Ibrahim will be fighting the U.S. government in absentia, denied the right since 2005 to return to this country from her native Malaysia and therefore unable to attend the trial in federal court in San Francisco. But the 48-year-old college professor, who was permitted to fly home after her SFO detention, has provided detailed accounts of her ordeal, including a lengthy statement contained in court documents.

“I would tend to cry whenever I described to friends my traumatic experience,” Ibrahim said in one statement, describing her airport detention in front of her teenage daughter and dozens of waiting airline passengers.

In recent court papers, Ibrahim’s lawyers called the system of secretly creating no-fly lists and failing to explain to people how they wind up on them “an attack on our collective identity as Americans.”

“She doesn’t want this to happen to other people — to be wrongfully included on these lists that haunt them for years and years,” said Elizabeth Pipkin, a San Jose lawyer who represents Ibrahim.

A U.S. Justice Department spokeswoman declined to comment on the case. In court papers, the government has not publicly revealed why Ibrahim was placed on a no-fly list, arguing that she should not even be able to take her case to trial because it could jeopardize national security secrets on how the Homeland Security program works. Federal officials have defended the importance of the program for years.

In November, government lawyers urged U.S. District Judge William Alsup to scratch the trial, arguing that it poses an “unacceptable risk” of disclosing classified information. But Alsup, who is hearing the trial without a jury, has ordered Ibrahim’s case to move forward, even though the details are heavily redacted in thousands of court documents.

Before the 2005 incident, Ibrahim had been a regular traveler to the U.S. since the early 1980s, calling it her “second home,” according to court papers. She met her husband in the U.S., marrying in Seattle in 1986. Her first child is a U.S. citizen.
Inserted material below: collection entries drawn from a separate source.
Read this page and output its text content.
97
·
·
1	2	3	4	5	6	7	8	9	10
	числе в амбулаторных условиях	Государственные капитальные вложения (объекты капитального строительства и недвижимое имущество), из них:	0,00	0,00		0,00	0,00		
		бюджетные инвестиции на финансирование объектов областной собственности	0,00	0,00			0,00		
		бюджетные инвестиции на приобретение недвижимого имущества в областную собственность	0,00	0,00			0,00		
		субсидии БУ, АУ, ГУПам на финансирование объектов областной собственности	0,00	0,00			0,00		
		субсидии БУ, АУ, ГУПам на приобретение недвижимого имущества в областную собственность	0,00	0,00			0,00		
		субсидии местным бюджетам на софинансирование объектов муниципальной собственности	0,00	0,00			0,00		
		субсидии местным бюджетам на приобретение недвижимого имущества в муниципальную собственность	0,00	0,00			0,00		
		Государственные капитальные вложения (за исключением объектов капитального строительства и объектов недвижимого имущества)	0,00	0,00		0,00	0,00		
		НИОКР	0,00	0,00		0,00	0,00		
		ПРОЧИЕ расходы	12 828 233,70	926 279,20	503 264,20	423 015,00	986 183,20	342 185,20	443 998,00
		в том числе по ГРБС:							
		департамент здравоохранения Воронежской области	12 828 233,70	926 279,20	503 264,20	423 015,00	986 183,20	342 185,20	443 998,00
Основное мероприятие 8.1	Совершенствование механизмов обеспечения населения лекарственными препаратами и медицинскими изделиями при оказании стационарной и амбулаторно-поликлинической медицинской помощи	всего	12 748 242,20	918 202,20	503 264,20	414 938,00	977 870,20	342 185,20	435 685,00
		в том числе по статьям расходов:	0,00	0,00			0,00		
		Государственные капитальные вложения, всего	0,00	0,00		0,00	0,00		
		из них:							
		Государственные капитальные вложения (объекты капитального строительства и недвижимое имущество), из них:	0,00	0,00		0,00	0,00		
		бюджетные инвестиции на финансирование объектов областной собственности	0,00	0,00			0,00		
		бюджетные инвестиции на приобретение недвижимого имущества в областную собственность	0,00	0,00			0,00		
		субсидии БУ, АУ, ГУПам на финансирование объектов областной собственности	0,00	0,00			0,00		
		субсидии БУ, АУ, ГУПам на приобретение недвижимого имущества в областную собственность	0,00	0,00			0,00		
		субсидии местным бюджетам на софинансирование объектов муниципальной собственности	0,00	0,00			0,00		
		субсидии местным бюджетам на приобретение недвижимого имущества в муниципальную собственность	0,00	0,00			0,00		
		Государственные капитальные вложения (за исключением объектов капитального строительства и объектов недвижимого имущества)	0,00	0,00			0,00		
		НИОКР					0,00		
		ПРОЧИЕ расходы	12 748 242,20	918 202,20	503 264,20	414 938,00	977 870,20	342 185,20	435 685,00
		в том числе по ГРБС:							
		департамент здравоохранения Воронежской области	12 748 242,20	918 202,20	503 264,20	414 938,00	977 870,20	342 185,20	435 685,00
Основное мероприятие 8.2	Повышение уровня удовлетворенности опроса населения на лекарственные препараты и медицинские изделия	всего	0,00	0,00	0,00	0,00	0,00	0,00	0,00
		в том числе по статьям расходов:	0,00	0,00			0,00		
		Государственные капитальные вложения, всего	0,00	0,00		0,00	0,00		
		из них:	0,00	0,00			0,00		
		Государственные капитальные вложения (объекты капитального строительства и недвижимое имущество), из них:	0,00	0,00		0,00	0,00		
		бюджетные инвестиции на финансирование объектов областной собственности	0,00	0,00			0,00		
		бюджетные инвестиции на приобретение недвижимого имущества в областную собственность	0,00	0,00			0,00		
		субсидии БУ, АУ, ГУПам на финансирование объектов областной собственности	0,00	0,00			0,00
After returning to Malaysia, Ibrahim founded the architectural department at a Malaysian university, but returned to this country to get her doctorate at Stanford in 2000. Her saga took an ominous turn in 2004, when she was interviewed by FBI agents, who asked about her religious affiliations, as well as any connections she or her husband had with Malaysian terrorist organizations. Court papers show she repeatedly denied any knowledge of any terror groups.

But she nevertheless was arrested at the airport in 2005 and told she had been branded a terrorist suspect in government databases. Ibrahim later settled separate legal claims for $225,000 against San Francisco police and others linked to her arrest, but has pressed on with efforts to get her name off the no-fly lists, which also resulted in her visa being revoked. She had to finish her Stanford doctorate remotely.
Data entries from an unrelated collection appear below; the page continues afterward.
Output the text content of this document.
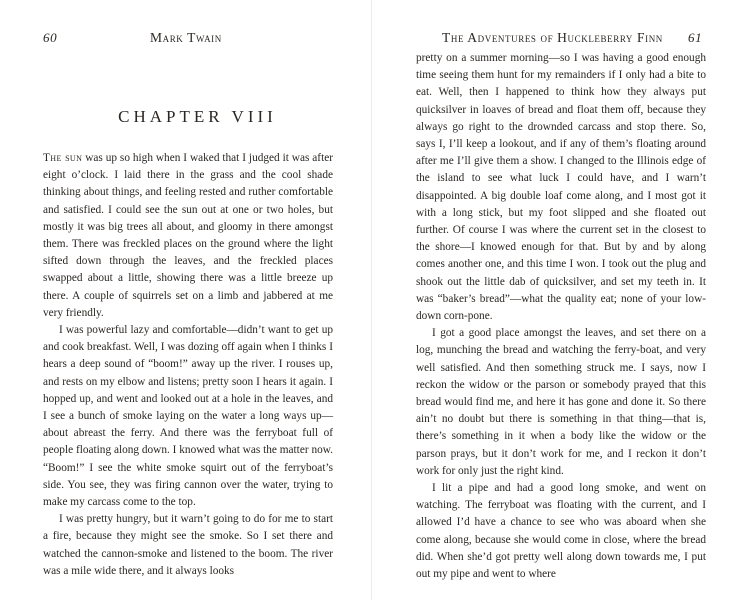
60	Mark Twain
CHAPTER VIII

The sun was up so high when I waked that I judged it was after eight o’clock. I laid there in the grass and the cool shade thinking about things, and feeling rested and ruther comfortable and satisfied. I could see the sun out at one or two holes, but mostly it was big trees all about, and gloomy in there amongst them. There was freckled places on the ground where the light sifted down through the leaves, and the freckled places swapped about a little, showing there was a little breeze up there. A couple of squirrels set on a limb and jabbered at me very friendly.

I was powerful lazy and comfortable—didn’t want to get up and cook breakfast. Well, I was dozing off again when I thinks I hears a deep sound of “boom!” away up the river. I rouses up, and rests on my elbow and listens; pretty soon I hears it again. I hopped up, and went and looked out at a hole in the leaves, and I see a bunch of smoke laying on the water a long ways up—about abreast the ferry. And there was the ferryboat full of people floating along down. I knowed what was the matter now. “Boom!” I see the white smoke squirt out of the ferryboat’s side. You see, they was firing cannon over the water, trying to make my carcass come to the top.

I was pretty hungry, but it warn’t going to do for me to start a fire, because they might see the smoke. So I set there and watched the cannon-smoke and listened to the boom. The river was a mile wide there, and it always looks

The Adventures of Huckleberry Finn 61

pretty on a summer morning—so I was having a good enough time seeing them hunt for my remainders if I only had a bite to eat. Well, then I happened to think how they always put quicksilver in loaves of bread and float them off, because they always go right to the drownded carcass and stop there. So, says I, I’ll keep a lookout, and if any of them’s floating around after me I’ll give them a show. I changed to the Illinois edge of the island to see what luck I could have, and I warn’t disappointed. A big double loaf come along, and I most got it with a long stick, but my foot slipped and she floated out further. Of course I was where the current set in the closest to the shore—I knowed enough for that. But by and by along comes another one, and this time I won. I took out the plug and shook out the little dab of quicksilver, and set my teeth in. It was “baker’s bread”—what the quality eat; none of your low-down corn-pone.

I got a good place amongst the leaves, and set there on a log, munching the bread and watching the ferry-boat, and very well satisfied. And then something struck me. I says, now I reckon the widow or the parson or somebody prayed that this bread would find me, and here it has gone and done it. So there ain’t no doubt but there is something in that thing—that is, there’s something in it when a body like the widow or the parson prays, but it don’t work for me, and I reckon it don’t work for only just the right kind.

I lit a pipe and had a good long smoke, and went on watching. The ferryboat was floating with the current, and I allowed I’d have a chance to see who was aboard when she come along, because she would come in close, where the bread did. When she’d got pretty well along down towards me, I put out my pipe and went to where
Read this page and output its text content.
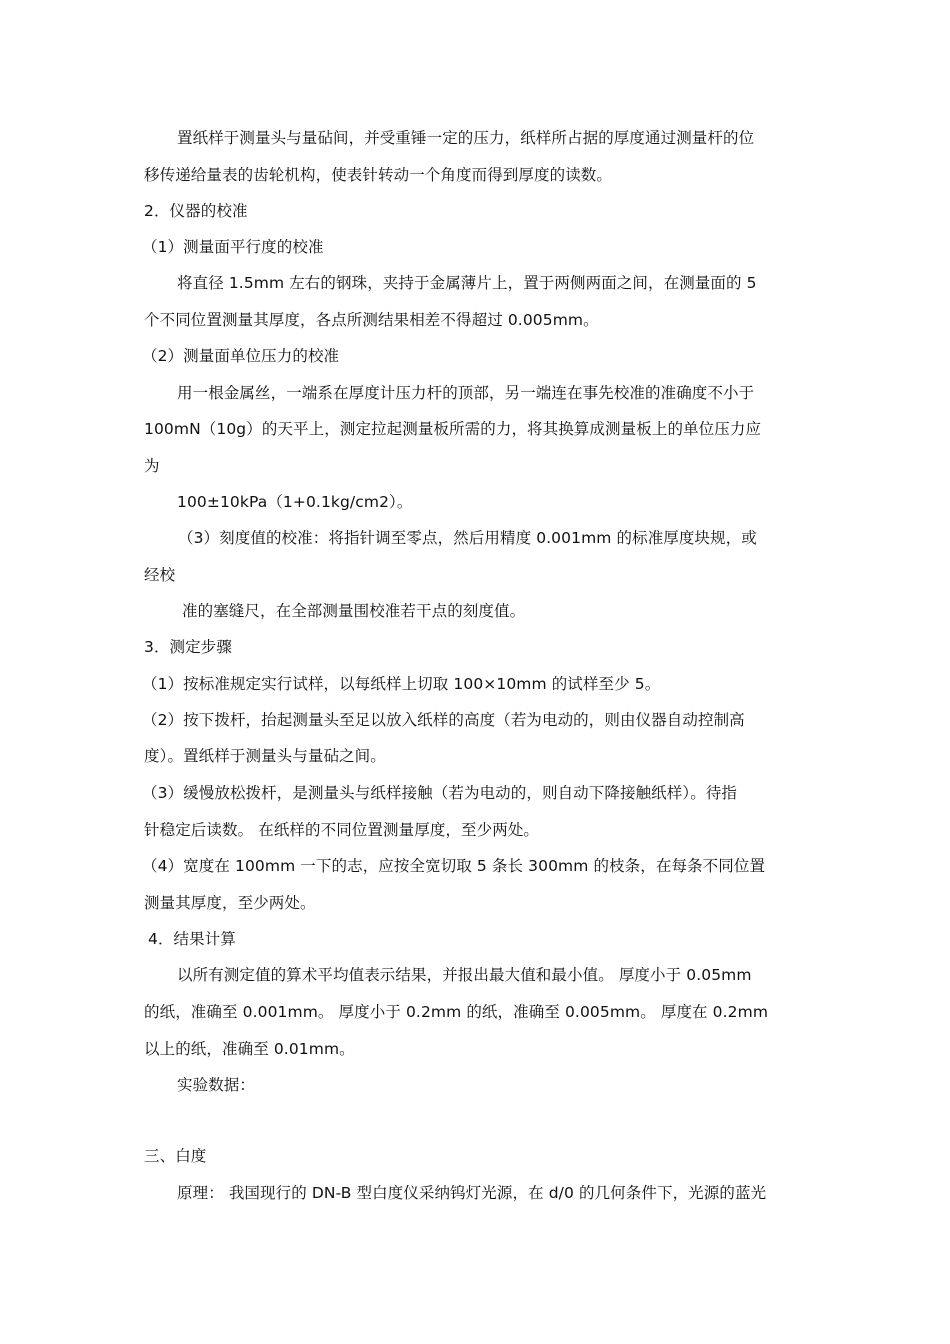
置纸样于测量头与量砧间，并受重锤一定的压力，纸样所占据的厚度通过测量杆的位
移传递给量表的齿轮机构，使表针转动一个角度而得到厚度的读数。
2．仪器的校准
（1）测量面平行度的校准
将直径 1.5mm 左右的钢珠，夹持于金属薄片上，置于两侧两面之间，在测量面的 5
个不同位置测量其厚度，各点所测结果相差不得超过 0.005mm。
（2）测量面单位压力的校准
用一根金属丝，一端系在厚度计压力杆的顶部，另一端连在事先校准的准确度不小于
100mN（10g）的天平上，测定拉起测量板所需的力，将其换算成测量板上的单位压力应
为
100±10kPa（1+0.1kg/cm2）。
（3）刻度值的校准：将指针调至零点，然后用精度 0.001mm 的标准厚度块规，或
经校
准的塞缝尺，在全部测量围校准若干点的刻度值。
3．测定步骤
（1）按标准规定实行试样，以每纸样上切取 100×10mm 的试样至少 5。
（2）按下拨杆，抬起测量头至足以放入纸样的高度（若为电动的，则由仪器自动控制高
度）。置纸样于测量头与量砧之间。
（3）缓慢放松拨杆，是测量头与纸样接触（若为电动的，则自动下降接触纸样）。待指
针稳定后读数。 在纸样的不同位置测量厚度，至少两处。
（4）宽度在 100mm 一下的志，应按全宽切取 5 条长 300mm 的枝条，在每条不同位置
测量其厚度，至少两处。
4．结果计算
以所有测定值的算术平均值表示结果，并报出最大值和最小值。 厚度小于 0.05mm
的纸，准确至 0.001mm。 厚度小于 0.2mm 的纸，准确至 0.005mm。 厚度在 0.2mm
以上的纸，准确至 0.01mm。
实验数据：
三、白度
原理： 我国现行的 DN-B 型白度仪采纳钨灯光源，在 d/0 的几何条件下，光源的蓝光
It has not been a clear path to trial. The 9th U.S. Circuit Court of Appeals has twice allowed her case to move forward after government lawyers challenged her legal right to proceed. In a ruling two years ago, that court observed: “Her contention is not implausible, given the frequent mistakes the government has made in placing names on these lists.”

Several similar lawsuits are unfolding in other courts, including a major challenge to the lists pending in Oregon that is backed by the American Civil Liberties Union. But Ibrahim’s claims, which center on allegations that she’s been unfairly targeted based on religious beliefs, are the first to reach the public spotlight.

“No one knows how the targets get on the lists,” Pipkin said. “The government has never contested this case on the merits. We don’t think they have a defense.”